Quizá en un futuro nuestros descendientes soplen 120 velitas si no se interpone un cataclismo como los que enterraron a civilizaciones pretéritas que fueron pujantes. La nuestra parece indestructible, pero su complejidad la hace especialmente vulnerable. Ya hay quien, temerosos de un probable apagón universal, cortan con el sistema y crean pequeños núcleos autosuficientes: placas solares, alberca, cerdo, cabra, gallinas y una huerta. A la vieja usanza.
Es probable que se cumplan las predicciones de los profetas de la longevidad, pero será a costa de profundizar todavía más la brecha entre ricos y pobres; una fractura vital que siempre ha existido, pero que alcanzará fondos abisales. La ciencia podrá, si no revertir, sí frenar la senescencia, el proceso de envejecimiento celular a base de técnicas y tratamientos que hoy son materia experimental. El gran desafío que se presenta es si, a tan avanzada edad, podremos seguir disfrutando plenamente de la belleza, de la cultura y del arte.

A medida que nos hacemos mayores cambia la percepción de las experiencias estéticas y artísticas. La profunda emoción que en la juventud produce un crepúsculo, un plenilunio o una obra de arte se atenúa, a cambio de una mayor comprensión aportada por la madurez. A partir de cierta edad, diferente para cada persona, la incesante repetición de estímulos genera una suerte de distanciamiento indiferente.
A los niños les gusta que les cuenten mil veces la misma historia porque sus mentes son páginas en blanco que absorben como esponjas. Después de devorar infinidad de libros, películas, músicas y obras de arte, los mayores necesitamos menús más sofisticados, variados y ricos en proteínas para hacer una buena digestión. Y llega un momento en el que todo parece tener el mismo sabor. Un sabor a sabido, si no directamente a insulsa o vomitiva bazofia.

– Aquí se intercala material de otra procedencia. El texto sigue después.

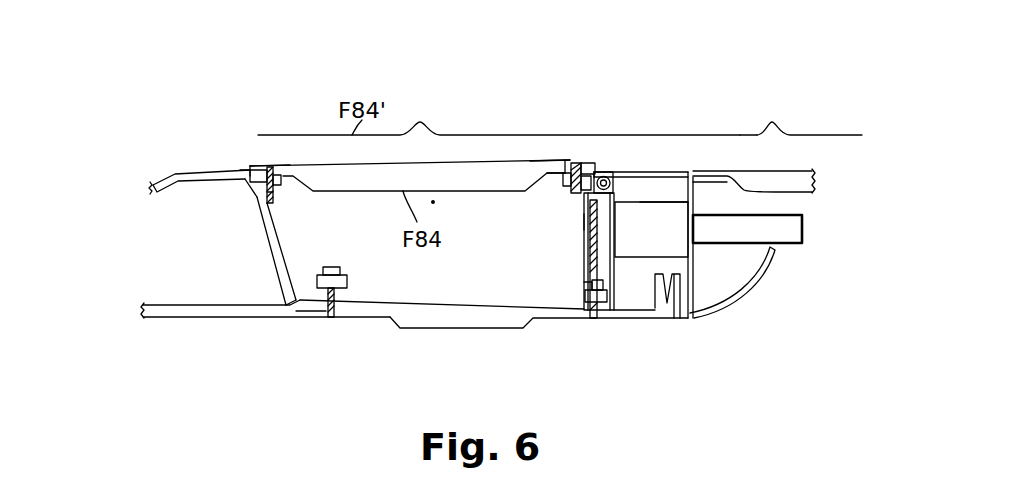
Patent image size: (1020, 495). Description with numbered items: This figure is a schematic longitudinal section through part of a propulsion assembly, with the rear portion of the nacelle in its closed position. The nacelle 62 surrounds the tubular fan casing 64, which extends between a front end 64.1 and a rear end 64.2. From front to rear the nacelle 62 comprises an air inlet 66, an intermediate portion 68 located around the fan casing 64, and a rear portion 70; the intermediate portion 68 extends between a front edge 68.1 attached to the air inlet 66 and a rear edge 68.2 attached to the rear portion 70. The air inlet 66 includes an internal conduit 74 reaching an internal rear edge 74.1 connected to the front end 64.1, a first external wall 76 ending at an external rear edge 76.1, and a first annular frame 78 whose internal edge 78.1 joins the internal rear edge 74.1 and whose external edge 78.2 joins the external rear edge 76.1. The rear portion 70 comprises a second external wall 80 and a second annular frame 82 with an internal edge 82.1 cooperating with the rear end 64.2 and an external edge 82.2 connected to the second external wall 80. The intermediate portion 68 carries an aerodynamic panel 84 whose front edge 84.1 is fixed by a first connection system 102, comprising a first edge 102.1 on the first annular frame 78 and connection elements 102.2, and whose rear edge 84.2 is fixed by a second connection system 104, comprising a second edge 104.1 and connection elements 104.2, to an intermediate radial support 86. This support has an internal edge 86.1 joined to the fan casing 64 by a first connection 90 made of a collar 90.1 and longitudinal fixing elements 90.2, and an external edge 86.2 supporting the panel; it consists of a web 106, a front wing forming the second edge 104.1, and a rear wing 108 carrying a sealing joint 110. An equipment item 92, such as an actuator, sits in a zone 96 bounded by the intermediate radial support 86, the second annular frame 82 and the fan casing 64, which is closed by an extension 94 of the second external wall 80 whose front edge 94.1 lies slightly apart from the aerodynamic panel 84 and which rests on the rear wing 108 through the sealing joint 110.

The nacelle 62 is at (743, 121).
The fan casing 64 is at (479, 329).
The front end of the fan casing 64.1 is at (341, 318).
The rear end of the fan casing 64.2 is at (672, 310).
The air inlet 66 is at (128, 180).
The intermediate portion 68 is at (424, 144).
The front edge of the intermediate portion 68.1 is at (256, 164).
The rear edge of the intermediate portion 68.2 is at (586, 160).
The rear portion 70 is at (777, 145).
The internal conduit 74 is at (183, 318).
The internal rear edge 74.1 is at (313, 311).
The first external wall 76 is at (166, 192).
The external rear edge 76.1 is at (241, 185).
The first annular frame 78 is at (277, 258).
The internal edge of the first annular frame 78.1 is at (287, 301).
The external edge of the first annular frame 78.2 is at (245, 170).
The second external wall 80 is at (727, 166).
The second annular frame 82 is at (693, 262).
The internal edge of the second annular frame 82.1 is at (692, 298).
The external edge of the second annular frame 82.2 is at (697, 184).
The aerodynamic panel 84 is at (470, 158).
The front edge of the aerodynamic panel 84.1 is at (258, 165).
The rear edge of the aerodynamic panel 84.2 is at (562, 165).
The intermediate radial support 86 is at (579, 252).
The internal edge of the intermediate radial support 86.1 is at (585, 285).
The external edge of the intermediate radial support 86.2 is at (580, 188).
The first connection 90 is at (577, 320).
The collar 90.1 is at (590, 309).
The fixing elements 90.2 is at (609, 294).
The equipment item 92 is at (670, 201).
The extension 94 is at (675, 164).
The front edge of the extension 94.1 is at (600, 172).
The zone 96 is at (634, 283).
The first connection system 102 is at (283, 156).
The first edge 102.1 is at (284, 183).
The connection elements 102.2 is at (288, 222).
The second connection system 104 is at (579, 150).
The second edge 104.1 is at (560, 183).
The connection elements 104.2 is at (569, 163).
The web 106 is at (584, 222).
The rear wing 108 is at (615, 201).
The sealing joint 110 is at (611, 176).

Además, y para mayor inri, la brecha generacional cada vez más amplia hace difícil conectar con las creaciones de los que vienen detrás. En resumen, no solo hay que pensar en cambiar las piezas del motor, ese maldito y formidable cuerpo humano con tendencia a desgastarse, a averiarse, sino también en formular el combustible que lo alimente hasta su fecha de caducidad.
No quiero ser pájaro de mal agüero. Al margen de estas consideraciones algo pesimistas, el deseo de prolongar la vida es un empeño estimulante y legítimo. La vida es el bien más valioso y nos aferramos a ella con uñas y dientes, aunque nos hayan cercenado las manos y arrancado hasta la última pieza dental.
Por sobrevivir un día más somos capaces de hacer cualquier cosa, incluso la más terrible, y aguantar padecimientos que creímos insoportables. Pero esa certeza no impide alentar una reflexión sobre si estaremos en condiciones de pagar el elevado precio, el riesgo a aburrirse mortalmente que puede implicar vivir más de 100 años.